Mazin Mamoory tours France with his rebellious poetry
Mazin Mamoory is one of the poets of the Iraqi group Cultural Militia, which represents a band apart in the Iraqi poetry scene.
Like his colleagues’ work, Mamoory’s poetry is of a rebellious nature, dissatisfied with the language and with reality at the same time. It’s the type of poetry that invites reflection on social, geographic, political and cultural fragmentation of Iraq, an artistic expression of the devastation that has afflicted the country.
Shortly after the release of the French version, translated by Antoine Jockey and published by Editions Lanskine, of his collection “Cadavre dans une maison obscure” (“A Dead Body in a Dark House”), Mamoory went on a reading tour in France.
Mamoory, 49, recently talked about his creative path, his interactive texts, his vision of the creative act of writing in a disintegrated reality, the relationship of culture with ideology and other issues.
Mamoory said his experience as a poet and plastic artist offered fertile ground for experimentation and a platform for launching “resistance rockets” and raising awareness through words and interacting with others.
The purpose of that experience was to draw attention to the tragedy of Iraq, where the people are “prisoners in a huge camp called homeland,” he said.
Mamoory has published four poetry collections in Arabic: “The Book of the Dead,” “Absolute Love,” “Secret Objects” and “A Dead Body in a Dark House.”
He is one of the founders of the group Culture Militia and, as such, he said he believes in the power of poetry to move people to direct action.
A poem is not just a collection of words but must be transformed into a social and resistance movement and the theatre of events and emotions, he said. Through poetry recitals, the poet moves his body and soul into dangerous zones.
Mamoory cited the Camp Speicher massacre in 2014 as a turning point in his experience as a poet. More than 3,000 Iraqi soldiers and air cadets were shot dead or drowned in the Tigris River by Islamic State fighters. At that moment, Mamoory said he felt that words had become hollow.
The sectarian war in Iraq presented modern Iraqi poets with an existential dilemma. Mamoory said: “I was aware of the magnitude of my responsibility as a poet. It is my responsibility to bear witness to a period of violent changes in the history of contemporary Iraq and of the whole region as a matter of fact.
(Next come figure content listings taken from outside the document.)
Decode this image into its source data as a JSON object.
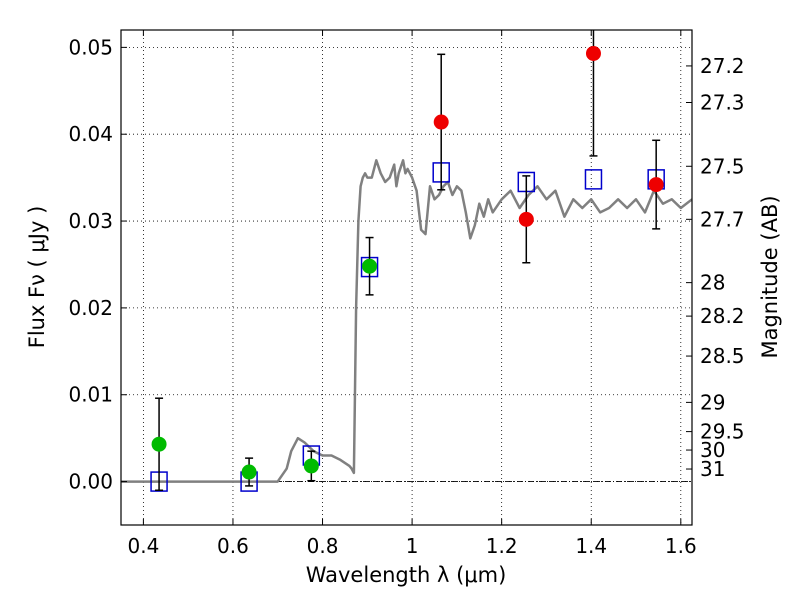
{
  "chart_data": {
    "type": "scatter",
    "title": "",
    "xlabel": "Wavelength  λ (μm)",
    "ylabel": "Flux  Fν  ( μJy )",
    "y2label": "Magnitude (AB)",
    "xlim": [
      0.35,
      1.625
    ],
    "ylim": [
      -0.005,
      0.052
    ],
    "x_ticks": [
      0.4,
      0.6,
      0.8,
      1.0,
      1.2,
      1.4,
      1.6
    ],
    "x_tick_labels": [
      "0.4",
      "0.6",
      "0.8",
      "1",
      "1.2",
      "1.4",
      "1.6"
    ],
    "y_ticks": [
      0.0,
      0.01,
      0.02,
      0.03,
      0.04,
      0.05
    ],
    "y_tick_labels": [
      "0.00",
      "0.01",
      "0.02",
      "0.03",
      "0.04",
      "0.05"
    ],
    "y2_ticks": [
      "27.2",
      "27.3",
      "27.5",
      "27.7",
      "28",
      "28.2",
      "28.5",
      "29",
      "29.5",
      "30",
      "31"
    ],
    "grid": true,
    "legend": "none",
    "colors": {
      "spectrum": "#808080",
      "model": "#0000cc",
      "obs_green": "#00bb00",
      "obs_red": "#ee0000",
      "errorbar": "#000000"
    },
    "series": [
      {
        "kind": "line",
        "x": [
          0.35,
          0.7,
          0.72,
          0.73,
          0.745,
          0.76,
          0.78,
          0.8,
          0.82,
          0.84,
          0.86,
          0.865,
          0.87,
          0.875,
          0.88,
          0.885,
          0.89,
          0.895,
          0.9,
          0.91,
          0.92,
          0.93,
          0.94,
          0.95,
          0.96,
          0.965,
          0.97,
          0.98,
          0.985,
          0.99,
          1.0,
          1.01,
          1.02,
          1.03,
          1.04,
          1.05,
          1.06,
          1.07,
          1.08,
          1.09,
          1.1,
          1.11,
          1.12,
          1.13,
          1.14,
          1.15,
          1.16,
          1.17,
          1.18,
          1.2,
          1.22,
          1.24,
          1.26,
          1.28,
          1.3,
          1.32,
          1.34,
          1.36,
          1.38,
          1.4,
          1.42,
          1.44,
          1.46,
          1.48,
          1.5,
          1.52,
          1.54,
          1.56,
          1.58,
          1.6,
          1.625
        ],
        "y": [
          0.0,
          0.0,
          0.0015,
          0.0035,
          0.005,
          0.0045,
          0.0035,
          0.003,
          0.003,
          0.0025,
          0.0018,
          0.0015,
          0.001,
          0.02,
          0.03,
          0.034,
          0.035,
          0.0355,
          0.035,
          0.035,
          0.037,
          0.0355,
          0.0345,
          0.035,
          0.0365,
          0.034,
          0.0355,
          0.037,
          0.0355,
          0.036,
          0.035,
          0.0335,
          0.029,
          0.0285,
          0.034,
          0.0325,
          0.033,
          0.034,
          0.0345,
          0.033,
          0.034,
          0.0335,
          0.031,
          0.028,
          0.0295,
          0.032,
          0.0305,
          0.0325,
          0.031,
          0.0325,
          0.0335,
          0.0315,
          0.033,
          0.034,
          0.0325,
          0.0335,
          0.0305,
          0.0325,
          0.0315,
          0.0325,
          0.031,
          0.0315,
          0.0325,
          0.0315,
          0.0325,
          0.031,
          0.0335,
          0.032,
          0.0325,
          0.0315,
          0.0325
        ]
      },
      {
        "kind": "model",
        "marker": "open-square",
        "x": [
          0.435,
          0.636,
          0.775,
          0.905,
          1.065,
          1.255,
          1.405,
          1.545
        ],
        "y": [
          0.0,
          0.0,
          0.003,
          0.0247,
          0.0356,
          0.0345,
          0.0348,
          0.0348
        ]
      },
      {
        "kind": "observed-green",
        "marker": "filled-circle",
        "x": [
          0.435,
          0.636,
          0.775,
          0.905
        ],
        "y": [
          0.0043,
          0.0011,
          0.0018,
          0.0248
        ],
        "yerr": [
          0.0053,
          0.0016,
          0.0017,
          0.0033
        ]
      },
      {
        "kind": "observed-red",
        "marker": "filled-circle",
        "x": [
          1.065,
          1.255,
          1.405,
          1.545
        ],
        "y": [
          0.0414,
          0.0302,
          0.0493,
          0.0342
        ],
        "yerr": [
          0.0078,
          0.005,
          0.0118,
          0.0051
        ]
      }
    ]
  }
}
It was happening during a time when Arabic poetry was experimenting with linguistic and structural forms that had nothing to do with communicating with the environment.”
For Mamoory, the Arab poet has been unaware with no interaction with his social environment since the 1960s. This was because “Arab nationalism ideology has completely closed the horizon and we all became mere prisoners in a large camp called Iraq or Syria, et cetera,” he said.
At the poetry festival Voix Vives of 2017 in Sete, France, Mamoory recited poems, which were well-received. This prompted publisher Catherine Tourne to acquire the rights to translate and publish “A Dead Body in a Dark House” at Editions Lanskine.
Mamoory was invited on a book signing and recitation tour in several French cities. The collection was also translated and published in English.
Mamoory “performs” his poetry through words and motion. He said this form of presentation is different from what can be called a “poetic performance.” It is a concept that intersects with other artistic genres in terms of relying on performance techniques.
“I do not really mean theatre here, for I’m not an actor,” Mamoory said. “What I mean is performance as a space for reflecting on transmitting discourse in the context of I’d call live poetry.”
Mamoory said that, by resorting to this technique, the poet gains control of the situation and can create work that would have a direct effect on society.
He also said the second point in this type of performance is the presence of the body on stage as either part of the poetic writing or even the essence of the text, integrating action, scene and writing. In Arab culture, the body has always been suppressed, he said. In Mamoory’s poetry, the body sheds its historical veil and shakes off its ancient taboos to become a rhetorical focus, more so than language itself.
Mamoory said he considers his journey in France as being present between two different places and cultures, in partnership with French poet Catherine Serre. He gave a recital of his poem in the market, while Serre performed in one of the squares of Lyon. “We used video and images on social media networks,” he said. “Judging by the immediate reactions of viewers, the poem was a hit in its form.”
Mamoory, a poet closely connected with dark moments of reality, carries his poetry in a large bag of creativity. That bag contains no candies, of course, but is bursting with shrapnel, burned clothes, bones and explosive gazes laden with the smell of dynamite.